This book is called a novella collection numerous times on the cover and in the promotional material, and well, it’s a novel. There’s a thematic and setting consistency throughout the book that is cohesive and connected in such a way, it’s almost like a publisher told Gene Wolfe that the book had to be called novellas. It’s no less a novel than Go Down Moses (though my comparison stops there). This is my fifth Gene Wolfe book, and I am still a little confused as to whether I like Gene Wolfe books at all. My experience so far is that they’ve been incredibly rich, detailed, thought-provoking and complex, rewarding in some ways, and very frustrating in others. This book takes place on a twin planet system that humans colonized at some point in their past, and named and renamed much of the terrain and features after classic Earth names. There’s also myths/history of a species of shapeshifters who may or may not have had a clandestine battle against the humans over supremacy of the planets.

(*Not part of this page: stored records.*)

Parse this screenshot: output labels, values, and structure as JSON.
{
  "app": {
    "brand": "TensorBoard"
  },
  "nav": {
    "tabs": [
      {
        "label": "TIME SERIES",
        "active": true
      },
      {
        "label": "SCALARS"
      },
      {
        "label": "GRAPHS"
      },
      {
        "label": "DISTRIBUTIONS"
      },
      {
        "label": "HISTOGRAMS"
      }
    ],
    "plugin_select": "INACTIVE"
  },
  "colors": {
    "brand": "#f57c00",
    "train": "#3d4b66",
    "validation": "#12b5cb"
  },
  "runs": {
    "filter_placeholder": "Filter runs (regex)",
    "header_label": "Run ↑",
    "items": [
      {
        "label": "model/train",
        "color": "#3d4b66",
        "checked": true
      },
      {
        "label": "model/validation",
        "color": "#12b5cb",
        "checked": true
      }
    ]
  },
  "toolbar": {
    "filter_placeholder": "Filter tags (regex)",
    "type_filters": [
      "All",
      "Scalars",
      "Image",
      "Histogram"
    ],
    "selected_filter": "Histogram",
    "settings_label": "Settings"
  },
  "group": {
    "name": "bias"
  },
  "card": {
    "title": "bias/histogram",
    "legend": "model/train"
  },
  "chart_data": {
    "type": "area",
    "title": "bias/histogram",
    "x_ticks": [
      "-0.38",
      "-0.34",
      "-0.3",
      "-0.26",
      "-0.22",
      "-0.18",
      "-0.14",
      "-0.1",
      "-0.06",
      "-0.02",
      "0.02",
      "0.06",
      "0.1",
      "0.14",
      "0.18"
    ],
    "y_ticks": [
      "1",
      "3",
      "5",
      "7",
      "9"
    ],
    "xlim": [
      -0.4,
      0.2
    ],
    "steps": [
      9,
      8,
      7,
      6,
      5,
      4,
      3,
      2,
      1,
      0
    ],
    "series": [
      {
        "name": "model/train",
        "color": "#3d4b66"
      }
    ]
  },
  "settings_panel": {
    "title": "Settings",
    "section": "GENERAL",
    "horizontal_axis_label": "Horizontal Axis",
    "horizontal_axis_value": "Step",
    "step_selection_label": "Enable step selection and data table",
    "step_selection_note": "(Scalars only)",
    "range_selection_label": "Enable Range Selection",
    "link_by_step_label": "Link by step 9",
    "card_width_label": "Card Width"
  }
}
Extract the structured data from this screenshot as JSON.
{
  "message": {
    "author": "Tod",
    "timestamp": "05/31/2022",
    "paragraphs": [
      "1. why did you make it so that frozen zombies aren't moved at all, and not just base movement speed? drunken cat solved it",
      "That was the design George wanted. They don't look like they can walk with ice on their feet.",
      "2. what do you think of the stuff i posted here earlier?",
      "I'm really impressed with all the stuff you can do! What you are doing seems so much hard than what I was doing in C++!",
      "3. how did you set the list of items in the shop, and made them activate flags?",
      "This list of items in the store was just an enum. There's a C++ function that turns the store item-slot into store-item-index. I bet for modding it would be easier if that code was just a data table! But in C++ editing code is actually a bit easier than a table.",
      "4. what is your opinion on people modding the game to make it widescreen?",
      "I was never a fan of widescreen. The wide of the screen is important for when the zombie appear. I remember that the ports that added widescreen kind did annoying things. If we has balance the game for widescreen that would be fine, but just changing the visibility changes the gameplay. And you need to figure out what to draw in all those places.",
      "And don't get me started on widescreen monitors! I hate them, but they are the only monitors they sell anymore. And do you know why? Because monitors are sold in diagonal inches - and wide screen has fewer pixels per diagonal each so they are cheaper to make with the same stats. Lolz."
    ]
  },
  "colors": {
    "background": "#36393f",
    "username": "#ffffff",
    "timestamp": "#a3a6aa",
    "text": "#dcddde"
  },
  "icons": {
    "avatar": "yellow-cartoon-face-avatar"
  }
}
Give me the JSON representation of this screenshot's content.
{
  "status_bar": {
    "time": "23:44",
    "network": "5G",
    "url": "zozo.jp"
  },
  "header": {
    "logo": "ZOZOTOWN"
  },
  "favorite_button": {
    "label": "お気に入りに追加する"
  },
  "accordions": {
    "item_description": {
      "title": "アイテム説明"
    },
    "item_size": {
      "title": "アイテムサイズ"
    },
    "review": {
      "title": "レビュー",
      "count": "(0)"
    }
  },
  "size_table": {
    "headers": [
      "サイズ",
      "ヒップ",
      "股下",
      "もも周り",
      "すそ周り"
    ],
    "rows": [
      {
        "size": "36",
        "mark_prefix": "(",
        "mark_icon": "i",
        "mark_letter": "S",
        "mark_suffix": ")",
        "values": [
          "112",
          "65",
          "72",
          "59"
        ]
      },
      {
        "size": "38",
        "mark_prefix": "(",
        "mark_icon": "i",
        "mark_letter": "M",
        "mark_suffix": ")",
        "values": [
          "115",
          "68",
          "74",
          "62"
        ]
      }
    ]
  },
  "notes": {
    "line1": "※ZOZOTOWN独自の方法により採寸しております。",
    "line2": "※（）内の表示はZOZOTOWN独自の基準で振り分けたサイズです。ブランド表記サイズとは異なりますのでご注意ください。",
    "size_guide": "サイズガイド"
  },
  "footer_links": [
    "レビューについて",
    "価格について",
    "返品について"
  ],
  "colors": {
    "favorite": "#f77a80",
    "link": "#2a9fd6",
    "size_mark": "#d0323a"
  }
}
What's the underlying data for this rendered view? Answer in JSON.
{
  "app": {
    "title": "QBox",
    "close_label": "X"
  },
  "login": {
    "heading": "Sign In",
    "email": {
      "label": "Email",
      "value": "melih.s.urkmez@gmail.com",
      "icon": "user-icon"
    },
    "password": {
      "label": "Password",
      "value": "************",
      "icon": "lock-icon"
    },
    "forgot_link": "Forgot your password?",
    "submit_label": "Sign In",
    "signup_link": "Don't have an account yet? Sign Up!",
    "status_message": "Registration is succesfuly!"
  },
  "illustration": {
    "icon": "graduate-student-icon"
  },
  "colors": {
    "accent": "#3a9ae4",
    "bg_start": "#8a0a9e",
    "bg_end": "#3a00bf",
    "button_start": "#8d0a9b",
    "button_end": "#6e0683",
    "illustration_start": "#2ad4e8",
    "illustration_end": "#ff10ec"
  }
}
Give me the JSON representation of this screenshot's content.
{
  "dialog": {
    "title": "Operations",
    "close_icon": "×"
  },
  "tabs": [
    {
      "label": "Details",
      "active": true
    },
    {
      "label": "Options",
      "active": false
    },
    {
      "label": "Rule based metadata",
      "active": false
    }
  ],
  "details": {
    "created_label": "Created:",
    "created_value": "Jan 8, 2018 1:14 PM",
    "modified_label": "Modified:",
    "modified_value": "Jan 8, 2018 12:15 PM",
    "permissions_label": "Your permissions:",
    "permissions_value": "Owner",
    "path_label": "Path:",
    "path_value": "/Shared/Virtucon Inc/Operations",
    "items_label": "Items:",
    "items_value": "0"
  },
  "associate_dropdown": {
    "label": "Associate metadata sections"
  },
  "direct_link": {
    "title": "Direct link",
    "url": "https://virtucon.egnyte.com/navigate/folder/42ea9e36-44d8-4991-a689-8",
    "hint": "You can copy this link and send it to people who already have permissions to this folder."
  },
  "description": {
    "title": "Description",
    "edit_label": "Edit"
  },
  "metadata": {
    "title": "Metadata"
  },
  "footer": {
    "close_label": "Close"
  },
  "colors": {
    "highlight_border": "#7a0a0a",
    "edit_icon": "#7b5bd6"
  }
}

The novellas, such as they are: in the title story, we are given a kind of scientific/aristocratic compound that ends up feeling a little like a Doctor Moreau kind of place, where a boy called “Number 6” is looking into his own past and heritage. In the next story, written by a character from the first story, we get a kind of printed myth of a hero searching for identity and fighting his own dark side; and in the last story (which reads a LOT like the later Urth of the New Sun books), a man is imprisoned on the rival planet, and the interrogations, tortures, and long imprisonment weigh on him.
Like I said, these stories are linked, but they’re not narratively connected necessarily. The writing is complex and has some parallels to Ursula Le Guin and Octavia Butler and Joanna Russ, along with Samuel Delany, but I just found them a little too….much?